Krawalle nach Tötung von Teenager Gouverneur schickt Nationalgarde nach Ferguson

Missouris Gouverneur Jay Nixon reagiert auf die Gewalt in Ferguson: Die Nationalgarde soll in der Kleinstadt für Ruhe und Ordnung sorgen. Seitdem ein weißer Polizist den schwarzen Teenager Michael Brown erschoss, gibt es in dem Ort Krawalle.


Ferguson - Um der Lage in Ferguson Herr zu werden, hat Missouris Gouverneur Jay Nixon angeordnet, die Nationalgarde in die Kleinstadt zu schicken. Dort liefern sich seit Tagen Polizei und Demonstranten gewalttätige Auseinandersetzungen. Die Sicherheitskräfte setzten Rauchbomben und Tränengas ein, die Protestierenden warfen Molotowcocktails.

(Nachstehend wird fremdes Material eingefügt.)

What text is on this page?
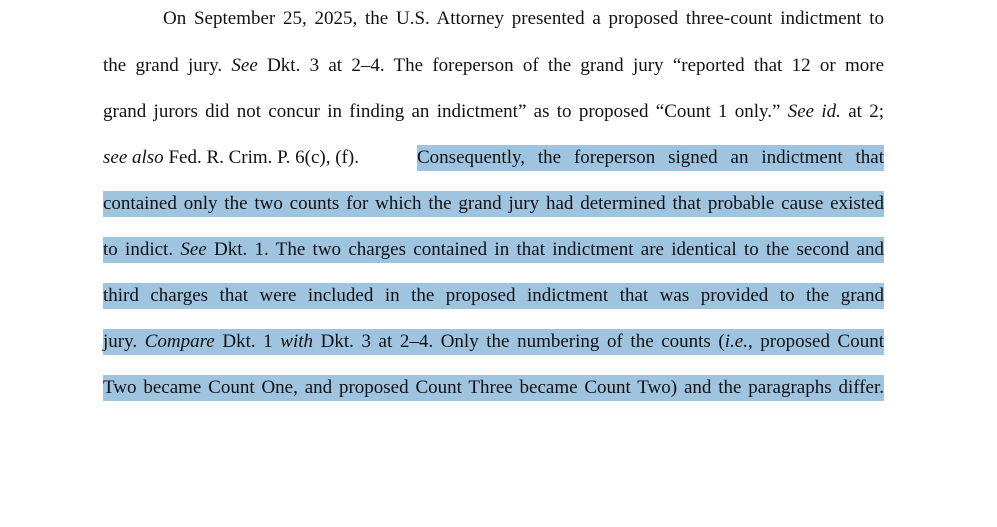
On September 25, 2025, the U.S. Attorney presented a proposed three-count indictment to
the grand jury. See Dkt. 3 at 2–4. The foreperson of the grand jury “reported that 12 or more
grand jurors did not concur in finding an indictment” as to proposed “Count 1 only.” See id. at 2;
see also Fed. R. Crim. P. 6(c), (f).	Consequently, the foreperson signed an indictment that
contained only the two counts for which the grand jury had determined that probable cause existed
to indict. See Dkt. 1. The two charges contained in that indictment are identical to the second and
third charges that were included in the proposed indictment that was provided to the grand
jury. Compare Dkt. 1 with Dkt. 3 at 2–4. Only the numbering of the counts (i.e., proposed Count
Two became Count One, and proposed Count Three became Count Two) and the paragraphs differ.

Friedliche Proteste seien durch eine steigende Zahl von Einzelpersonen gestört worden, teilte Nixon mit. Viele davon seien von außerhalb in die Stadt gekommen. Er verurteile Schüsse auf Polizisten, Plünderungen und Versuche, Straßen zu blockieren. "Angesichts dieser bewussten, koordinierten und stärker werdenden Angriffe auf Leben und Eigentum in Ferguson" habe er die Nationalgarde angewiesen, dabei zu helfen, Frieden und Ordnung wiederherzustellen.

Auslöser der Unruhen ist der Tod des schwarzen Teenagers Michael Brown. Ein weißer Polizist hatte ihn erschossen. Wie eine Obduktion ergab, wurde der 18-Jährige von sechs Kugeln getroffen.

Die Entsendung der Nationalgarde bedeutet eine weitere Zuspitzung der Lage. Die örtliche Polizei war bereits zu Gunsten der Autobahnpolizei entmachtet worden. Dies wurde auch als Versuch gedeutet, die Lage zu beruhigen. Fergusons mehrheitlich schwarze Einwohner waren wütend auf die örtliche Polizei, bei der fast ausschließlich Weiße arbeiten. Viele werteten die tödlichen Schüsse auf Brown als Ausdruck eines institutionellen Rassismus.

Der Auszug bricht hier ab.